Where possible, I tie efforts directly to revenue impact, cost reduction, or measurable productivity improvements. These metrics align naturally with existing financial and operational KPIs, making value easier to evaluate and communicate across stakeholders.

Commitments are set conservatively and intentionally. I focus on outcomes that are technically feasible, operationally supported, and jointly owned across parties. Execution plans include explicit buffers to absorb uncertainty and preserve quality, particularly early in delivery.

Speed matters, and must be optimized to reach and scale outcomes. In AI-driven systems, delivering something that fails to move the business meaningfully and reliably slows adoption, increases future resistance, and can reduce the chances of leveraging AI's full potential.


Execution Discipline

Strong execution depends on consistency across design, engineering, and delivery.

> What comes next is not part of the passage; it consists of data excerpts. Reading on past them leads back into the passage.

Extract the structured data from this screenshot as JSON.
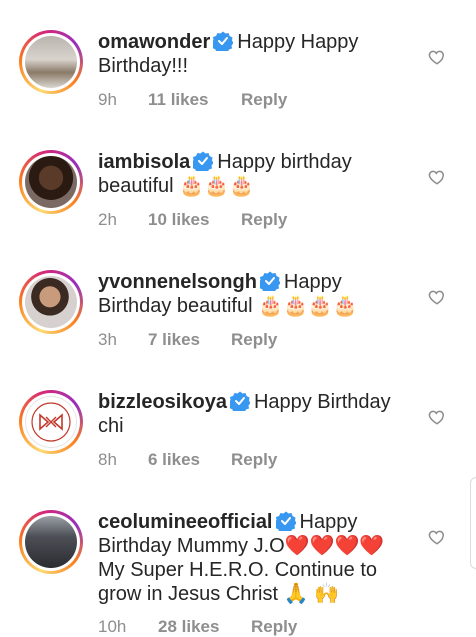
{
  "comments": [
    {
      "username": "omawonder",
      "text": "Happy Happy Birthday!!!",
      "time": "9h",
      "likes": "11 likes",
      "reply": "Reply",
      "avatar": "avatar-photo"
    },
    {
      "username": "iambisola",
      "text": "Happy birthday beautiful 🎂🎂🎂",
      "time": "2h",
      "likes": "10 likes",
      "reply": "Reply",
      "avatar": "avatar-photo"
    },
    {
      "username": "yvonnenelsongh",
      "text": "Happy Birthday beautiful 🎂🎂🎂🎂",
      "time": "3h",
      "likes": "7 likes",
      "reply": "Reply",
      "avatar": "avatar-photo"
    },
    {
      "username": "bizzleosikoya",
      "text": "Happy Birthday chi",
      "time": "8h",
      "likes": "6 likes",
      "reply": "Reply",
      "avatar": "avatar-logo"
    },
    {
      "username": "ceolumineeofficial",
      "text": "Happy Birthday Mummy J.O❤️❤️❤️❤️ My Super H.E.R.O.  Continue to grow in Jesus Christ 🙏 🙌",
      "time": "10h",
      "likes": "28 likes",
      "reply": "Reply",
      "avatar": "avatar-photo"
    }
  ],
  "icons": {
    "verified": "verified-badge-icon",
    "like": "heart-outline-icon"
  },
  "colors": {
    "verified_blue": "#3897f0",
    "meta_gray": "#8e8e8e",
    "text": "#262626"
  }
}
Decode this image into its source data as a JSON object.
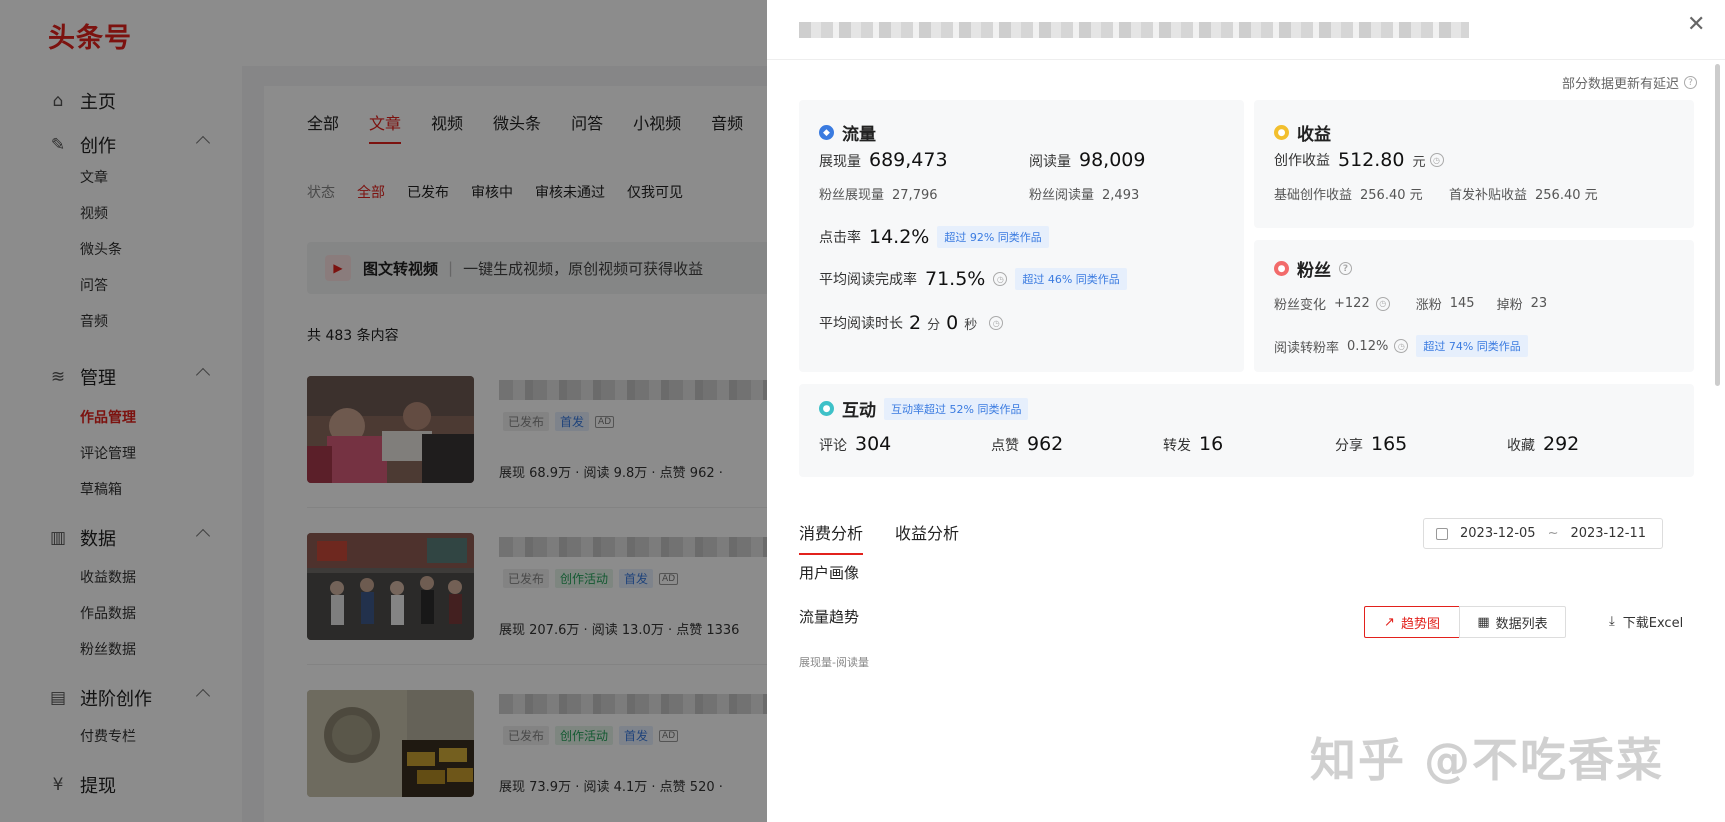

AI systems must be observable, testable, and recoverable. Learning loops and feedback mechanisms are designed into systems from the start so behavior can be corrected before issues compound. Where appropriate, human oversight is used deliberately to manage risk and build confidence, with a clear path toward automation when conditions allow.

Early demonstrations are used to validate assumptions and align expectations. These are practical working artifacts—not conceptual previews—designed to answer real questions and reduce uncertainty for decision-makers.

Engineering execution has seen the most change given the dominant presence of coding agents. AI assisted engineering is a deep and rapidly evolving topic whose mastery is a non-negotiable component for execution.

B2C production scale and ops maturity translates, but has AI specific wrinkles. This is the current battleground as we work hard to bring more AI solutions to production.


Relationships and Partnerships

AI initiatives often involve multiple internal and external partners, stakeholders as most complex projects do. The uniqueness with AI is the wider difference in AI knowledge among participants. Marketing, speed of change, and the overall newness of AI has made the job of mediation and bridging much more frequent and needed.

I reduce risk early by making progress tangible and using it to amplify overall momentum. Working prototypes, shared metrics, and clear ownership boundaries allow different parties to collaborate effectively.

Trust is reinforced through reliability in consistent delivery of value, and how I deal with failures. When issues arise, I address them directly, take responsibility, and focus on resolution with clear communication. Consistent follow-through matters more than perfect execution, especially in long-running engagements.


Operating Across Enterprises and Startups

Enterprises and startups differ in pace and risk tolerance, but both require disciplined execution.

Startups often prioritize speed and differentiation, while enterprises emphasize stability and incremental rollout. In both contexts, the core challenge is integrating AI into real operations without disrupting what already works.

What transfers across these environments is a cross-functional operating approach: evaluating feasibility, delivery risk, partner dynamics, and business impact together, rather than in isolation. This allows AI initiatives to progress steadily while remaining aligned with organizational realities.